Tearing down left over layers:
  Tear down sample.testing.FunctionalLayer ... not supported
Total: 3 tests, 0 failures, 0 errors in 1.956 seconds.

As you can see, running the functional test is a lot slower. The first two tests took 0.007 seconds and now all three tests took 1.96 seconds. This is why developers sometimes refer to unit tests as “fast tests”.

Choosing to write unit tests versus functional tests depends upon what you want to achieve with your testing. Unit tests verify the correct behaviour of code in isolation, useful for ensuring that your code is loosely coupled. They are a quicker form of checking for simple errors than clicking around in a web browser, and they can help find bugs by exposing unseen edge cases. Functional testing ensures that the parts of your application work together as a whole, and are useful for ensuring that your application behaves as desired.

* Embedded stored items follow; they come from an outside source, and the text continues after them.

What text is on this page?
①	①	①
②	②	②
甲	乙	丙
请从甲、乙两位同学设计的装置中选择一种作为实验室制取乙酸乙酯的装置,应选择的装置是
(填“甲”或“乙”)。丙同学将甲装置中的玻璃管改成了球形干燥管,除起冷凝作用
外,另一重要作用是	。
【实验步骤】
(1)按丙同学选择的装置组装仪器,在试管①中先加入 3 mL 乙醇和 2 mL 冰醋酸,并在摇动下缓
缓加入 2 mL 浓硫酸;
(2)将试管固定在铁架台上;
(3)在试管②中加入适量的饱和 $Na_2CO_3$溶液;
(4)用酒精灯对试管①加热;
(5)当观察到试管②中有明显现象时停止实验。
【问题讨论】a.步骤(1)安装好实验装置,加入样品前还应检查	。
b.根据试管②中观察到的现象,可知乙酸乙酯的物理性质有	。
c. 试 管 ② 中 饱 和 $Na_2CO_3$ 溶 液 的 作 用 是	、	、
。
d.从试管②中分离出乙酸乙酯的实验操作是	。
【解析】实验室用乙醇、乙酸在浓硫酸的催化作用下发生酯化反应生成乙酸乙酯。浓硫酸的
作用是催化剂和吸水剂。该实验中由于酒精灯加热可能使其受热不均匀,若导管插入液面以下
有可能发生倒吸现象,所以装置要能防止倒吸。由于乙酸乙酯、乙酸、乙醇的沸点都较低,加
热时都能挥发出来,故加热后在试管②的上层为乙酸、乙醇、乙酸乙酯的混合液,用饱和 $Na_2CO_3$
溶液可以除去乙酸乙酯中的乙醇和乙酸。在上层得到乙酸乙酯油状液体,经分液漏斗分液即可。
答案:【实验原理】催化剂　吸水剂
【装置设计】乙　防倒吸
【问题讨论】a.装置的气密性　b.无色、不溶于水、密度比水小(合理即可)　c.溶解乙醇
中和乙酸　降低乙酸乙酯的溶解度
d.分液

If you are new to testing, try both forms of testing, as you will often find yourself mixing and matching from both test approaches depending upon what you want your tests to do.

The final type of test is a functional doc test which is really sexy in its simplicity. Create a file in app_tests/ called functional.txt and let it have the following content:

Do a functional doctest test on the app.
****************************************

:Test-Layer: functional

Test creating a Sample instance into Grok::

   >>> from sample.app import Sample
   >>> root = getRootFolder()
   >>> root['instance'] = Sample()
   >>> root.get('instance').__class__.__name__
   'Sample'

We now have one python unit test, a doc test, a python functional test and a function doc test. Let’s check that they all run:

$ ./bin/test
Running tests at level 1
Running unit tests:
  Running:
..
  Ran 2 tests with 0 failures and 0 errors in 0.005 seconds.
Running sample.FunctionalLayer tests:
  Set up sample.FunctionalLayer in 1.755 seconds.
  Running:
.
  Ran 1 tests with 0 failures and 0 errors in 0.005 seconds.
Running sample.testing.FunctionalLayer tests:
  Tear down sample.FunctionalLayer ... not supported
  Running in a subprocess.
  Set up sample.testing.FunctionalLayer in 1.771 seconds.
  Running:
.
  Ran 1 tests with 0 failures and 0 errors in 0.004 seconds.
  Tear down sample.testing.FunctionalLayer ... not supported
Total: 4 tests, 0 failures, 0 errors in 4.896 seconds.

Further information

This how-to is meant to be an introduction to get you started on writing tests, how those tests are discovered, and how you can run them. To help making this How-to as short as possible, I’ve skipped...

  • The discussing the various options for z3c.testsetup which is the base of grok.testing.
  • The options on the test runner (./bin/test –help).
  • Doctests embedded as docstrings inside the Grok classes.
  • Browser testing with requests (example here)

Hopefully this how-to can improve over time to make things even simpler and dummy-proof but looking back you’ll have to admit that we managed to get a lot done with very little configuration work.